Des paysages gran­dioses, une nature à contem­pler, des histoires à raconter… Le land art porte sur le monde un regard diffé­rent. Des instal­la­tions monu­men­tales de Robert Smithson aux sculp­tures poétiques d’Andy Gold­sworthy en passant par les marches de Richard Long, il prend des formes origi­nales selon les artistes qui le pratiquent et les lieux dans lesquels il s’enracine. Un point commun pour­tant : la nature est au centre du jeu.

Connaissez-vous les Refuges d’art de l’artiste anglais Andy Gold­sworthy ? J’ai décou­vert le land art par leur entre­mise et si cette oeuvre m’a tant enthou­siasmé, c’est qu’elle appor­tait la meilleure des réponses à une ques­tion que je me pose de plus en plus au fil de mes voyages : comment mettre intel­li­gem­ment le visi­teur en rela­tion avec le terri­toire qu’il parcourt ?

Dans l’œuvre de Gold­sworthy, l’expérience qu’il vit sous forme de randonnée suscite une décou­verte de son envi­ron­ne­ment sous de nombreux angles. S’y mêlent la nature, l’art, l’histoire, l’archéologie… Pour s’immerger dans un terri­toire, c’est le média idéal.

D’où vient le land art ? Comment est-il apparu ? Quels artistes le pratiquent et où admirer d’autres œuvres de land art en France ? Petit tour d’horizon pour décou­vrir cette disci­pline poly­morphe qui met la nature et le paysage au centre du jeu.

  1. Qu’est-ce que le land art ?
  2. Les artistes asso­ciés au land art
  3. Les diffé­rentes formes de land art
  4. Où voir des œuvres de land art en France ? 7 lieux à découvrir
  5. FAQ

Qu’est-ce que le land art ?

Le land-art est un mouve­ment de l’art contem­po­rain qui redé­finit la place occupée par la nature dans l’art. Il appa­raît dans les années 60–70, à l’époque où les artistes cherchent à lier l’art et la vie.

Quit­tant l’espace de leur atelier pour investir celui de la nature, ils créent des œuvres dans et avec la nature en utili­sant les maté­riaux natu­rels trouvés sur place. Le paysage devient le support de leurs expé­riences artis­tiques et les éléments natu­rels les maté­riaux de leur créa­tion : pierre, terre, eau, plantes…

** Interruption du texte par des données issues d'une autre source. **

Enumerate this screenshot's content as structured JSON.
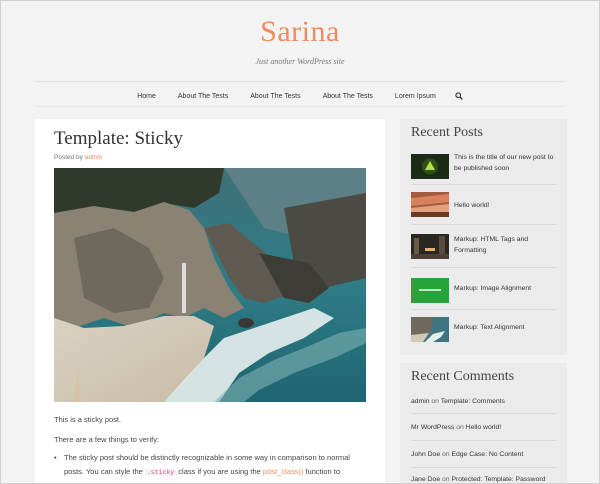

Loin des gale­ries et du marché de l’art, l’art n’a plus de valeur marchande. Il devient une véri­table expé­rience gratuite que chacun peut s’approprier. 

Indis­so­ciables de leur lieu de produc­tion, les œuvres sont en harmonie avec l’environnement naturel dans lequel elles prennent place. Certaines sont pérennes et peuvent être décou­vertes in situ. D’autres au contraire sont éphé­mères – sculp­ture de glace, agen­ce­ments de feuilles – et seules des traces (photo­gra­phiques ou vidéo) rendent compte de leur existence.

Les artistes associés au land art

Aux États-Unis, les artistes du Land Art installent leur travail en exté­rieur dans l’immense désert américain.

Dans la province de l’Utah, Robert Smithson crée Spiral jetty, une longue jetée de roche, de terre et de sel s’avançant de 457 m de long et de cinq mètres de large dans les eaux du Grand Lac Salé. Son œuvre l’impose comme chef de file et théo­ri­cien du mouvement.

Dans le désert du Nouveau-Mexique, Walter de Maria dresse 400 poteaux de plus de 5 mètres de haut dans un rectangle d’un kilo­mètre. Son œuvre, « the light­ning field », est sensée capter la foudre.

Dans le Nevada, c’est Michael Heizer qui creuse une longue tran­chée de terre de 457 mètres de long, 13 mètres de large et 15 mètres de profon­deur dans un canyon de la rivière Virgin Mesa. Son œuvre, « Double Nega­tive » le propulse comme l’une des figures prin­ci­pales du land art. Sa dernière œuvre, « City » achevée en 2022 après 50 ans de travail dans le désert du Nevada, est consi­dérée comme la plus grande œuvre d’art contem­po­rain au monde.

En Europe, les artistes adoptent des démarches à l’opposé du gigan­tisme du land art américain.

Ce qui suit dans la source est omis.